The speaker baffle featured a classical guitar design (!) with “Tempo” written in little circles on the bridge! Substitute a lyre for the classical guitar and you’d swear this was a Premier, made by Manhattan neighbor Multivox, so that might, indeed, be the story there. The picture is in black-and-white, but the look is remarkably like Premier amps of the time, so a tan and brown color would not be a bad guess.

The cabinet was covered in two-tone leatherette. This was a tube amp with two instrument and one microphone input, heavy-duty 8″ Alnico 5 speaker, volume and tone controls, and a pilot light. One Super-Sensitive pickup sat nestled under the fingerboard, and volume and tone controls were “built-in.”Īccompanying the Tempo guitar was the Merson Tempo Guitar-Amp. This had a typical moveable/adjustable compensated bridge, elevated pickguard and cheap trapeze tailpiece. The fingerboard was probably rosewood with four dots (beginning at the fifth fret). Available source material is hard to see, but these appear not to have any soundholes. The guitar was finished in a shaded mahogany with a pair of widely separated white lines around the edges.

The Merson Tempo was an auditorium-sized archtop with a glued-in neck, a harrow center-peaked head which looks almost Kay.
#WHAT WOOD WAS 1970 EKO RANGER GUITAR MADE FROM PLUS#
This was the Tempo Electric Spanish Guitar which listed at $59.50 plus $11.50 for a Dura-bilt case. The first Merson guitar advertised in The Music Trades appeared in the December, 1948, issue. Little more is known of the origins of Merson, but it was already marketing Merson-brand archtop electric guitars and amplifiers in the late ’40s, when the company was located in New York City. At some point, Merson was taken over by Ernie Briefel. Merson was a distribution organization founded by a man named Bernie Mersky. If you have catalogs, ads or pictures of guitars that can help fill in some of the blanks, please let me know (Michael Wright, PO Box 60207, Philadelphia, PA 19102). Unfortunately, not many reference materials are available to document in complete detail, but we can hit some of the highlights, and illuminate a number of relationships along the way. And in this context, Univox is a part of the much larger story that included names you probably see everywhere but know little about, since they’re off the beaten path, names such as Tempo, Giannini, Westbury, Korg and much more! You’re going to have to pay attention here, because a whole bunch of familiar and not-so-familiar names crisscross through this story. Univox was not, as you might guess, just another isolated Japanese import, but was part of a much larger story of its importer, the Merson company.

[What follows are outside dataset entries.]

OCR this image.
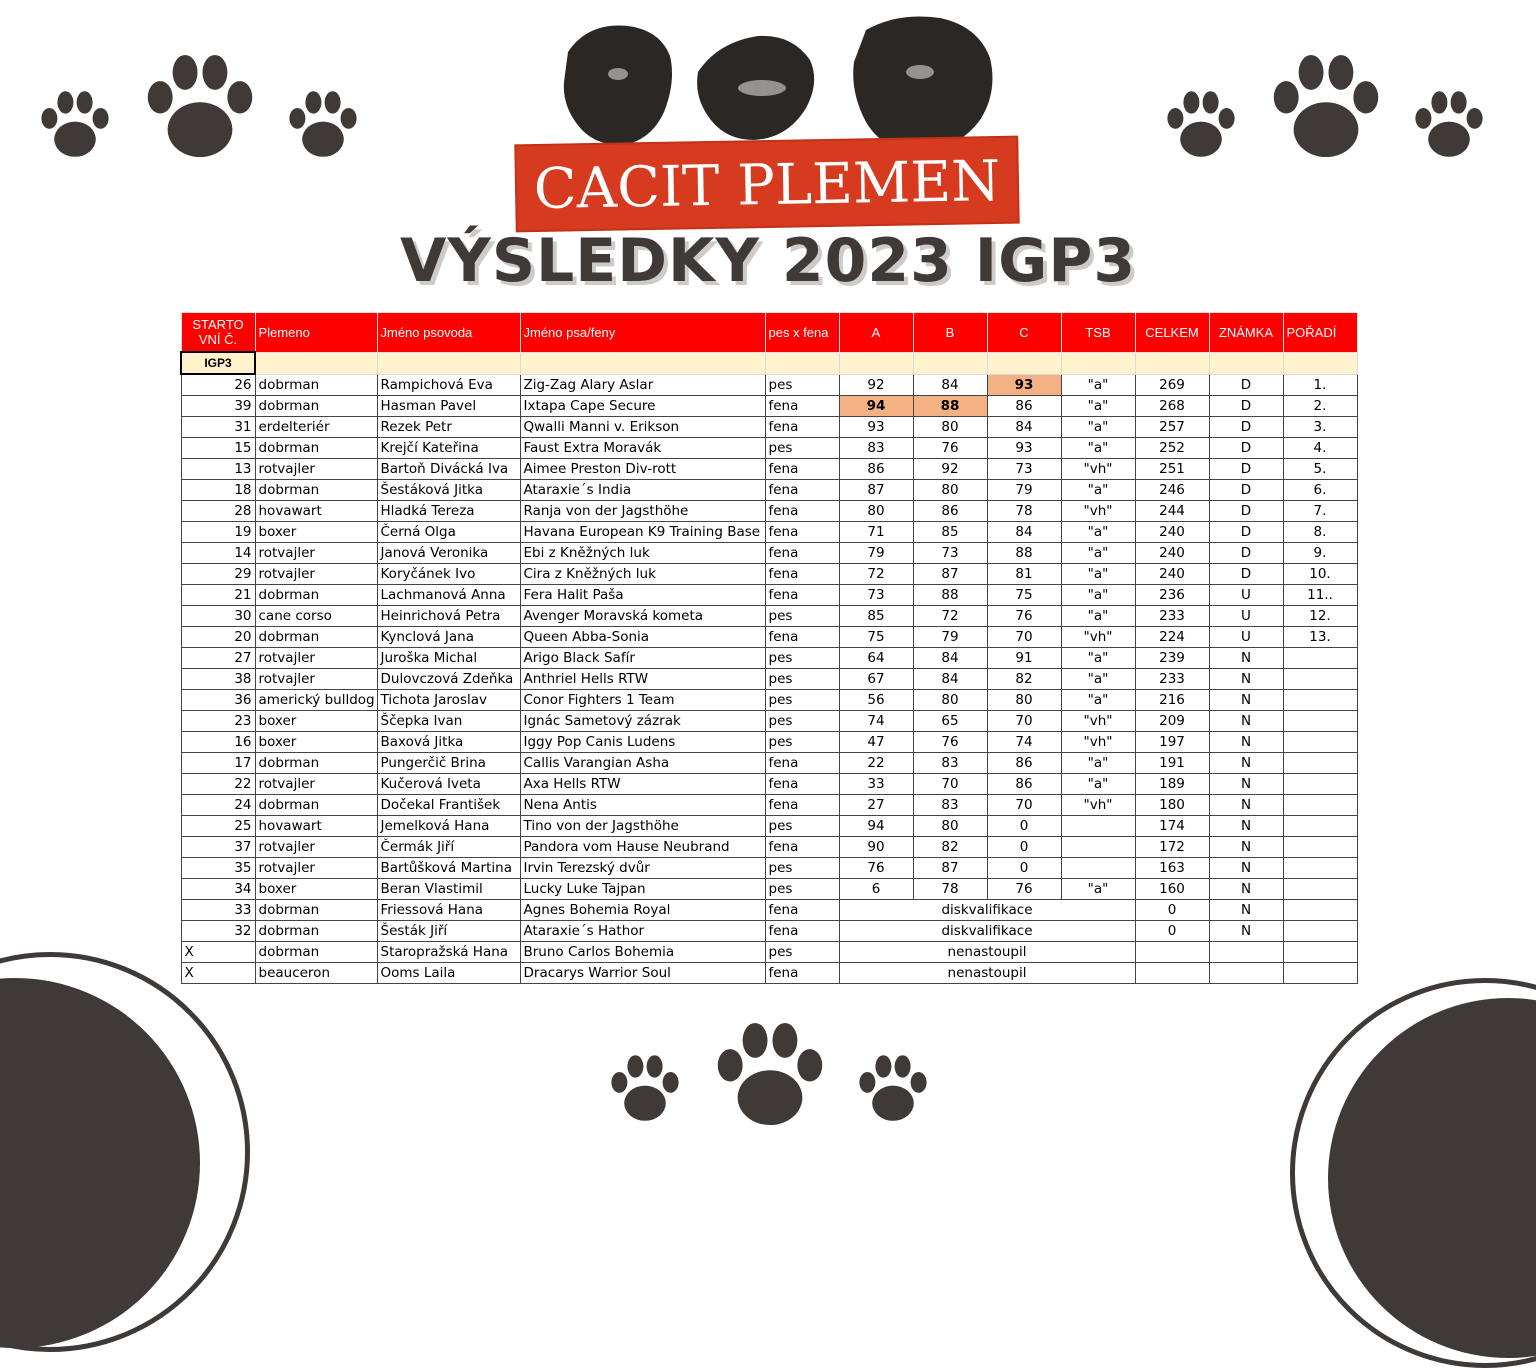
CACIT PLEMEN
VÝSLEDKY 2023 IGP3
STARTO VNÍ Č.	Plemeno	Jméno psovoda	Jméno psa/feny	pes x fena	A	B	C	TSB	CELKEM	ZNÁMKA	POŘADÍ	
IGP3												
26	dobrman	Rampichová Eva	Zig-Zag Alary Aslar	pes	92	84	93	"a"	269	D	1.	
39	dobrman	Hasman Pavel	Ixtapa Cape Secure	fena	94	88	86	"a"	268	D	2.	
31	erdelteriér	Rezek Petr	Qwalli Manni v. Erikson	fena	93	80	84	"a"	257	D	3.	
15	dobrman	Krejčí Kateřina	Faust Extra Moravák	pes	83	76	93	"a"	252	D	4.	
13	rotvajler	Bartoň Divácká Iva	Aimee Preston Div-rott	fena	86	92	73	"vh"	251	D	5.	
18	dobrman	Šestáková Jitka	Ataraxie´s India	fena	87	80	79	"a"	246	D	6.	
28	hovawart	Hladká Tereza	Ranja von der Jagsthöhe	fena	80	86	78	"vh"	244	D	7.	
19	boxer	Černá Olga	Havana European K9 Training Base	fena	71	85	84	"a"	240	D	8.	
14	rotvajler	Janová Veronika	Ebi z Kněžných luk	fena	79	73	88	"a"	240	D	9.	
29	rotvajler	Koryčánek Ivo	Cira z Kněžných luk	fena	72	87	81	"a"	240	D	10.	
21	dobrman	Lachmanová Anna	Fera Halit Paša	fena	73	88	75	"a"	236	U	11..	
30	cane corso	Heinrichová Petra	Avenger Moravská kometa	pes	85	72	76	"a"	233	U	12.	
20	dobrman	Kynclová Jana	Queen Abba-Sonia	fena	75	79	70	"vh"	224	U	13.	
27	rotvajler	Juroška Michal	Arigo Black Safír	pes	64	84	91	"a"	239	N		
38	rotvajler	Dulovczová Zdeňka	Anthriel Hells RTW	pes	67	84	82	"a"	233	N		
36	americký bulldog	Tichota Jaroslav	Conor Fighters 1 Team	pes	56	80	80	"a"	216	N		
23	boxer	Ščepka Ivan	Ignác Sametový zázrak	pes	74	65	70	"vh"	209	N		
16	boxer	Baxová Jitka	Iggy Pop Canis Ludens	pes	47	76	74	"vh"	197	N		
17	dobrman	Pungerčič Brina	Callis Varangian Asha	fena	22	83	86	"a"	191	N		
22	rotvajler	Kučerová Iveta	Axa Hells RTW	fena	33	70	86	"a"	189	N		
24	dobrman	Dočekal František	Nena Antis	fena	27	83	70	"vh"	180	N		
25	hovawart	Jemelková Hana	Tino von der Jagsthöhe	pes	94	80	0		174	N		
37	rotvajler	Čermák Jiří	Pandora vom Hause Neubrand	fena	90	82	0		172	N		
35	rotvajler	Bartůšková Martina	Irvin Terezský dvůr	pes	76	87	0		163	N		
34	boxer	Beran Vlastimil	Lucky Luke Tajpan	pes	6	78	76	"a"	160	N		
33	dobrman	Friessová Hana	Agnes Bohemia Royal	fena	diskvalifikace				0	N		
32	dobrman	Šesták Jiří	Ataraxie´s Hathor	fena	diskvalifikace				0	N		
X	dobrman	Staropražská Hana	Bruno Carlos Bohemia	pes	nenastoupil							
X	beauceron	Ooms Laila	Dracarys Warrior Soul	fena	nenastoupil							
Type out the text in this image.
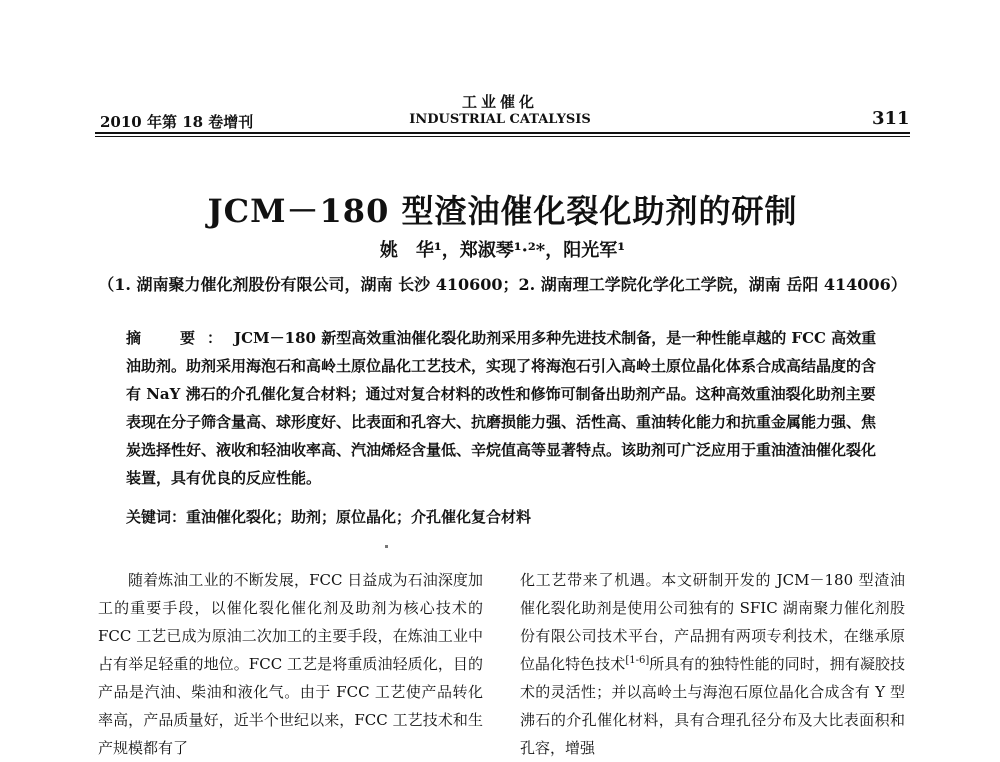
2010 年第 18 卷增刊
工业催化
INDUSTRIAL CATALYSIS	311
JCM－180 型渣油催化裂化助剂的研制
姚　华¹，郑淑琴¹·²*，阳光军¹
（1. 湖南聚力催化剂股份有限公司，湖南 长沙 410600；2. 湖南理工学院化学化工学院，湖南 岳阳 414006）

摘　要：JCM－180 新型高效重油催化裂化助剂采用多种先进技术制备，是一种性能卓越的 FCC 高效重油助剂。助剂采用海泡石和高岭土原位晶化工艺技术，实现了将海泡石引入高岭土原位晶化体系合成高结晶度的含有 NaY 沸石的介孔催化复合材料；通过对复合材料的改性和修饰可制备出助剂产品。这种高效重油裂化助剂主要表现在分子筛含量高、球形度好、比表面和孔容大、抗磨损能力强、活性高、重油转化能力和抗重金属能力强、焦炭选择性好、液收和轻油收率高、汽油烯烃含量低、辛烷值高等显著特点。该助剂可广泛应用于重油渣油催化裂化装置，具有优良的反应性能。

关键词：重油催化裂化；助剂；原位晶化；介孔催化复合材料

随着炼油工业的不断发展，FCC 日益成为石油深度加工的重要手段，以催化裂化催化剂及助剂为核心技术的 FCC 工艺已成为原油二次加工的主要手段，在炼油工业中占有举足轻重的地位。FCC 工艺是将重质油轻质化，目的产品是汽油、柴油和液化气。由于 FCC 工艺使产品转化率高，产品质量好，近半个世纪以来，FCC 工艺技术和生产规模都有了

化工艺带来了机遇。本文研制开发的 JCM－180 型渣油催化裂化助剂是使用公司独有的 SFIC 湖南聚力催化剂股份有限公司技术平台，产品拥有两项专利技术，在继承原位晶化特色技术[1-6]所具有的独特性能的同时，拥有凝胶技术的灵活性；并以高岭土与海泡石原位晶化合成含有 Y 型沸石的介孔催化材料，具有合理孔径分布及大比表面积和孔容，增强
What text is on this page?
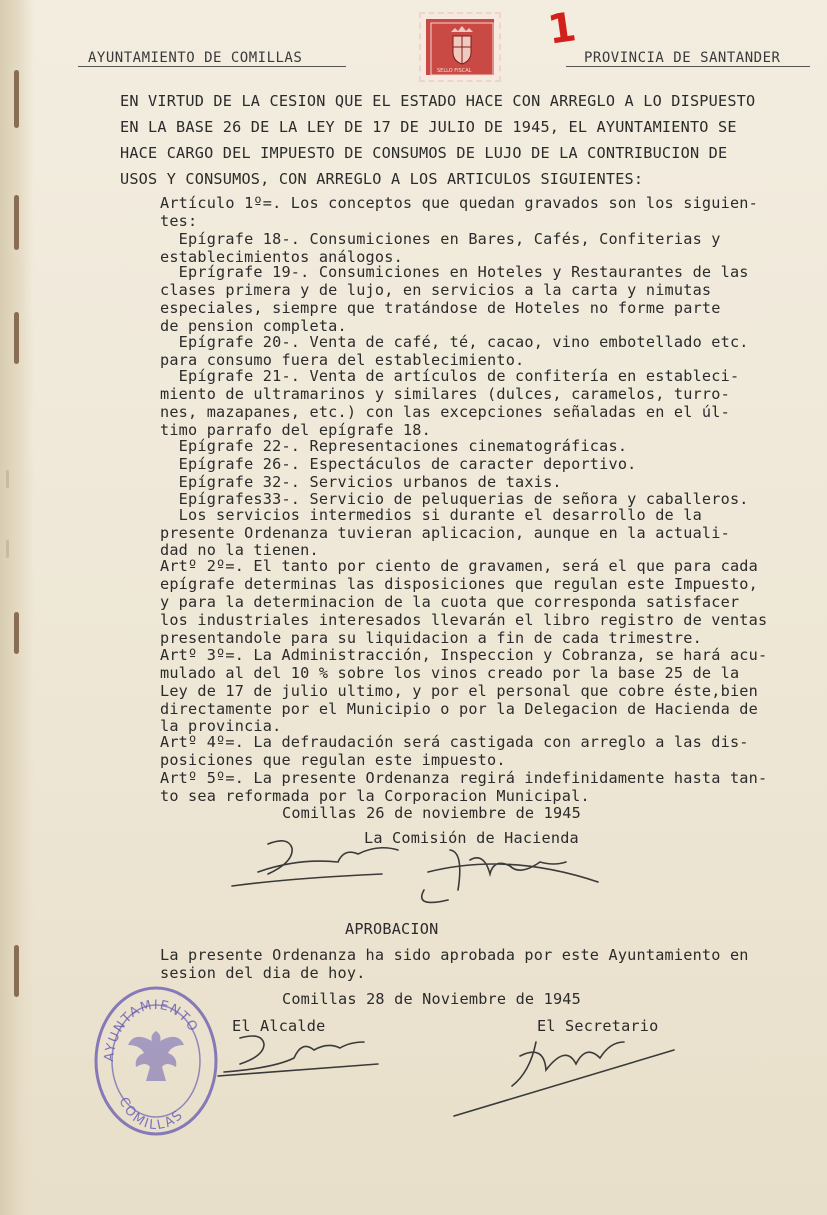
AYUNTAMIENTO DE COMILLAS	PROVINCIA DE SANTANDER
SELLO FISCAL
1
EN VIRTUD DE LA CESION QUE EL ESTADO HACE CON ARREGLO A LO DISPUESTO
EN LA BASE 26 DE LA LEY DE 17 DE JULIO DE 1945, EL AYUNTAMIENTO SE
HACE CARGO DEL IMPUESTO DE CONSUMOS DE LUJO DE LA CONTRIBUCION DE
USOS Y CONSUMOS, CON ARREGLO A LOS ARTICULOS SIGUIENTES:
Artículo 1º=. Los conceptos que quedan gravados son los siguien-
tes:
Epígrafe 18-. Consumiciones en Bares, Cafés, Confiterias y
establecimientos análogos.
Eprígrafe 19-. Consumiciones en Hoteles y Restaurantes de las
clases primera y de lujo, en servicios a la carta y nimutas
especiales, siempre que tratándose de Hoteles no forme parte
de pension completa.
Epígrafe 20-. Venta de café, té, cacao, vino embotellado etc.
para consumo fuera del establecimiento.
Epígrafe 21-. Venta de artículos de confitería en estableci-
miento de ultramarinos y similares (dulces, caramelos, turro-
nes, mazapanes, etc.) con las excepciones señaladas en el úl-
timo parrafo del epígrafe 18.
Epígrafe 22-. Representaciones cinematográficas.
Epígrafe 26-. Espectáculos de caracter deportivo.
Epígrafe 32-. Servicios urbanos de taxis.
Epígrafes33-. Servicio de peluquerias de señora y caballeros.
Los servicios intermedios si durante el desarrollo de la
presente Ordenanza tuvieran aplicacion, aunque en la actuali-
dad no la tienen.
Artº 2º=. El tanto por ciento de gravamen, será el que para cada
epígrafe determinas las disposiciones que regulan este Impuesto,
y para la determinacion de la cuota que corresponda satisfacer
los industriales interesados llevarán el libro registro de ventas
presentandole para su liquidacion a fin de cada trimestre.
Artº 3º=. La Administracción, Inspeccion y Cobranza, se hará acu-
mulado al del 10 % sobre los vinos creado por la base 25 de la
Ley de 17 de julio ultimo, y por el personal que cobre éste,bien
directamente por el Municipio o por la Delegacion de Hacienda de
la provincia.
Artº 4º=. La defraudación será castigada con arreglo a las dis-
posiciones que regulan este impuesto.
Artº 5º=. La presente Ordenanza regirá indefinidamente hasta tan-
to sea reformada por la Corporacion Municipal.
Comillas 26 de noviembre de 1945
La Comisión de Hacienda
APROBACION
La presente Ordenanza ha sido aprobada por este Ayuntamiento en
sesion del dia de hoy.
Comillas 28 de Noviembre de 1945
El Alcalde	El Secretario
AYUNTAMIENTO
COMILLAS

Univox was one of the first brands to make copies, and the brand achieved a fair amount of national visibility and distribution. One name that comes to the mind of anyone who has looked at guitars hanging on racks is Univox, a name generally associated with the “copy era” of the ’70s. While we tend to think of the automobile industry in ethnocentric terms, it’s impossible to think of “cars in America” without considering Volks-wagen Beetles, Toyota Corollas or Datsun Zs (Yugos and Renaults deliberately ignored). Among the major players in the American market were the many importers and distributors who enriched the guitar landscape with instruments – usually at the lower ends of the market brought in from other countries, primarily from Europe, Asia, and to a lesser extent, Latin America. While most think of the history of American guitars in terms of American manufacturers, if you’ve followed this column you know the tradition is much richer. 1974 or ’75 Univox Hi Flyer Mosrite copy with the later Univox see- through humbuckers.